I’d made notes on rocm but had tried to use vulkan. I’d seen contradictory evidence on the rocm vs vulcan performance that was use-case specific.

okay further information LMStudio did work, but to get the appimage to work I had to extract it first. running it directly gave error “dlopen(): error loading libfuse.so.2” but Fedora says fuse2 and fuse3 are installed. Search did not find libfuse in packages.

$ chmod +x ~/opt/LM-Studio-0.3.30-1-x64.AppImage 
$ ./opt/LM-Studio-0.3.30-1-x64.AppImage --appimage-extract
$ ./opt/lmstudio/squashfs-root/lm-studio    # works
  • 3.91 tok/sec, using Mistral small 2509 but not sure if GPU or CPU
  • Models are stored to ~/.lmstudio/models/lmstudio-community
  • If you symbollically link existing model folders into that path it will auto add them to LMStudio
  • I learned my existing gguf exports from Huggingface safetensors using llama.cpp are bad, maybe error I got before is a false-postive, or it prevents correct gguf creation using llama
  • confirm llama-cli works with good gguf models;
    • prior command variant of python llama.cpp/convert-hf-to-gguf.py ./phi3 --outfile output_file.gguf --outtype q8_0 was suspect
    • as ~/opt/llama.cpp-vulkan/build/bin/llama-cli -m /home/<username>/.lmstudio/models/lmstudio-community/Magistral-Small-2509-GGUF/Magistral-Small-2509-Q4_K_M.gguf -ngl 99 works
  • also my fan definitely works
1 Like

This made me chuckle :rofl:. My fans spin up to high 3000 to low 5000 RPMs when using gpt-oss-20b (MXFP4) for the duration of a query, and I get ~23 tok/sec. When using a Q4_K_M model (e.g., mistral-7b-instruct-v0.3), it drops to ~16 tok/sec.

You can try btop (CPU+GPU) and/or nvtop (GPU-only) to confirm GPU usage. If you got enough memory to offload your model to the GPU, that’ll improve perf significantly.

As a side note, I use Gear Lever to manage App Images. It makes the overall experience of working with them much nicer.

1 Like

glad you enjoyed the dry humor …

Model Comparison table shows with Vulkan I’m getting roughly 70% of your throughput , though I don’t know if you have the higher end GPU or not. I asked the same dumb question over and over again “you are an intelligent AI, how many licks does it take to get to the center of a sucker” to compare the models. Obviously it recycled the answer and got cheeky.

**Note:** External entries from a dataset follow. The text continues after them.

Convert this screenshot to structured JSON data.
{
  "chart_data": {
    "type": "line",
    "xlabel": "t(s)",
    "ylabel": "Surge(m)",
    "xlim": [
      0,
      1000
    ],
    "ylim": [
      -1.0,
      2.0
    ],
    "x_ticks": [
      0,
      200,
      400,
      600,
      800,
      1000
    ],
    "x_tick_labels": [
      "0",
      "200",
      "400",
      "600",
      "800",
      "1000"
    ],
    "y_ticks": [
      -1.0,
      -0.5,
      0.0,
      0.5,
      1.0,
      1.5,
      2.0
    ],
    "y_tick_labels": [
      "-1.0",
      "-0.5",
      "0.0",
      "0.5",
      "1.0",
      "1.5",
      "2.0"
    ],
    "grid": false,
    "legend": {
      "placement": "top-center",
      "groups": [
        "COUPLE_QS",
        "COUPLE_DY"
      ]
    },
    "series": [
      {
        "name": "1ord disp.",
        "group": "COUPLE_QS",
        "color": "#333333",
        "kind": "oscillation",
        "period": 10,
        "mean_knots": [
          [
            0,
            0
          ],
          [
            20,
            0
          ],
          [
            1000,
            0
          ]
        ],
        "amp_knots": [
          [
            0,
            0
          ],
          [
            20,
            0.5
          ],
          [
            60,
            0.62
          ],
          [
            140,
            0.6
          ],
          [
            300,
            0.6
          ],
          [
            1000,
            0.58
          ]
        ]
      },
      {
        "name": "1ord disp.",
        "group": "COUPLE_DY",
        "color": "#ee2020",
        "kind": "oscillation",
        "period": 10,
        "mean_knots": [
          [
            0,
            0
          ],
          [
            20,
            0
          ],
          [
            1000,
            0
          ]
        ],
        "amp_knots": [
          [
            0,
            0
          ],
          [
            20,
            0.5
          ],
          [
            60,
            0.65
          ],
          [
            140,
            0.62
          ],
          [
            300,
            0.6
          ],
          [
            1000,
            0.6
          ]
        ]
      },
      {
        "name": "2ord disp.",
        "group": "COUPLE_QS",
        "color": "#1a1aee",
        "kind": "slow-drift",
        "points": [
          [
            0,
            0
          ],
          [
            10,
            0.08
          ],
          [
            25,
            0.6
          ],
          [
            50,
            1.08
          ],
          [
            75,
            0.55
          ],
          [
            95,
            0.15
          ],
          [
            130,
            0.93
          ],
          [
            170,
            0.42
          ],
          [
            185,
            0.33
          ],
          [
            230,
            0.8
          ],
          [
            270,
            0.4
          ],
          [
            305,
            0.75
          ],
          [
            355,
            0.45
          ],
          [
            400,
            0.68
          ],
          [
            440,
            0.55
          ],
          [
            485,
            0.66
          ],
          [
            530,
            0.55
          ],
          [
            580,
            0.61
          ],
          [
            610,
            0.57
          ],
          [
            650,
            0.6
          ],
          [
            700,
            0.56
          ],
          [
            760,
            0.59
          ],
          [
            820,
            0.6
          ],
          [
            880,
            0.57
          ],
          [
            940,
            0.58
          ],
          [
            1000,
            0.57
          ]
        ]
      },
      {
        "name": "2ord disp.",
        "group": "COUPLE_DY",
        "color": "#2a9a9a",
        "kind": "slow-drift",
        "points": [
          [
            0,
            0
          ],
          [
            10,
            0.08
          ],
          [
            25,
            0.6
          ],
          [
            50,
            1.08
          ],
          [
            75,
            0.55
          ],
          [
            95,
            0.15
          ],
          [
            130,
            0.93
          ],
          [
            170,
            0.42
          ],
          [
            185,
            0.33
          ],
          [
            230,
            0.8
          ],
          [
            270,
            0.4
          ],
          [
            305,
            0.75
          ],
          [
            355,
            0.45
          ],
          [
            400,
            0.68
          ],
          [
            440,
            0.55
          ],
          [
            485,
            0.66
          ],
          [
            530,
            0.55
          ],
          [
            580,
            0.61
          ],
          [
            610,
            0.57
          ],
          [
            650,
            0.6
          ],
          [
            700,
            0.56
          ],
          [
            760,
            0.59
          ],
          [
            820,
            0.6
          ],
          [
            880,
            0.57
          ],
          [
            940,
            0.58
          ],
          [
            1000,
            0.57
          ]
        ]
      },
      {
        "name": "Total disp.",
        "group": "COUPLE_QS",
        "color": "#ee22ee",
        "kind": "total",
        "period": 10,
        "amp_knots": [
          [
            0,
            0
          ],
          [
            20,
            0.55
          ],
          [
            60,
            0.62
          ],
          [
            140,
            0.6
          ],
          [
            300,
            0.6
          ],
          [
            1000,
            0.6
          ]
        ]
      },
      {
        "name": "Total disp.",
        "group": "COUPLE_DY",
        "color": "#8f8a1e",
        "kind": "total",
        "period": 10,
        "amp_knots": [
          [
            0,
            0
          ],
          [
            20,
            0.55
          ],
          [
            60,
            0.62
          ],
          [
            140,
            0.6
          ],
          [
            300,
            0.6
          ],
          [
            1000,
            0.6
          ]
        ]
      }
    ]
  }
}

model time to first token (s) tokens/sec memory (GB) parameters (B)
gpt OSS 20B 12.44 18.57 16.5 20
mistral 7B Instruct v0.3 22.6 11.42 8.9 7
mistral/magistral small 2509 85.2 3.65 20.6 24
mistral/devstral small 2507 143.16 3.26 20.9 24
microsoft/phi-4-reasoning-plus 70.75 5.67 15.8 15

Fan use is much higher for the Mistral 24B models and the Phi 4 model. Phi 4 is odd, I dumped the markdown comparison table in and asked for the best model, it only took 7.25s to first token but throughput dropped to 3.86 tokens/s. With very limited empirical testing the other models seem more consistent.

Thanks for the help, I’ll eventually get around to testing with ROCm also.

Those numbers are pretty solid, actually. I got the Ryzen AI HX 370 with 96gb memory and 2tb storage. I also have allocated minimum VRAM (0.5gb) in the BIOS and rely on UMA to allow the iGPU to use system memory as needed.